Die Vorpommern haben bisher eine sehr durchwachsene Saison gespielt und liegen nach dem zehnten Spieltag auf einem guten neunten Tabellenplatz. Das Manko des TSV ist sicher die eigene Trefferausbeute, denn die zwölf selbst erzielten Tore sind die zweitschlechteste Bilanz aller sechzehn Verbandsligateams. Nur der SV Warnemünde hat mit elf Toren noch weniger ins gegnerische Netz getroffen. Dagegen haben nur die ersten acht der Tabelle weniger Gegentore als die Friedländer kassiert.
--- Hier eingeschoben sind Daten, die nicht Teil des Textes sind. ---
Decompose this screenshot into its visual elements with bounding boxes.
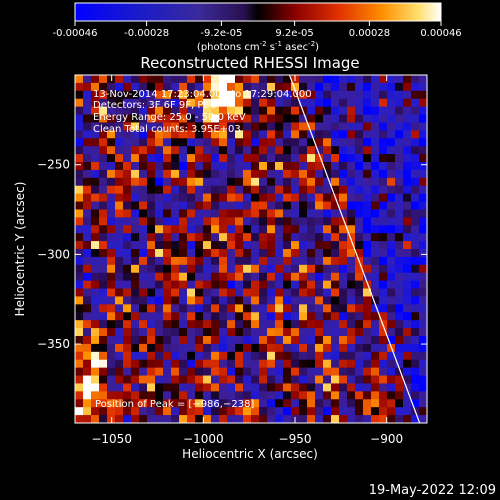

„Wir fahren nach Friedland natürlich nicht, um einen schönen Feiertagsausflug zu machen, sondern unser ganz eindeutiges Ziel ist es, die drei Siegpunkte mit nach Wismar zu nehmen und unsere weiße Weste zu behalten", so Ankertrainer Timo Lange. „Wir wissen aber auch, dass dieses Vorhaben nicht einfach wird. Das haben wir auch in Graal-Müritz gespürt, als wir nach einem beruhigenden 3:0-Vorsprung noch einmal leicht in Bedrängnis gekommen sind. Zum einen, da wir mit unseren weiteren Chancen leichtfertig umgegangen sind, zum anderen, da in den letzten Minuten etwas zu viel Selbstsicherheit aufkam und wir völlig unnötige Gegentore kassierten. Eine gute Abwehrleistung ist mir enorm wichtig, denn wenn man keinen Gegentreffer kassiert, reicht auch ein eigenes Tor für die drei Siegpunkte. Ich möchte, dass wir in Friedland wieder eine Serie ohne Gegentor starten", gibt sich Timo Lange schon vor dem Spiel kämpferisch.
Die Ankerelf kann in dieser Partie zudem wieder in Bestbesetzung auflaufen. Timo Lange stehen bis auf den verletzten Tom Hannemann alle Spieler zur Verfügung. Wieder mit dabei ist nach seiner unberechtigten Sperre auch Steffen „Eiche" Seering, der nach seinem Platzverweis im Pokalspiel von Gadebusch zwei Spiele gesperrt war. „Eiche" ist für uns bei Standardsituationen enorm wichtig, denn seine Gefährlichkeit im Kopfballspiel ist unbezahlbar. Aber neben Steffen sind auch noch Andre Hildebrandt und Marcel Heine kopfballstark, sodass wir dabei sehr schlecht auszurechnen sind", so Lange weiter.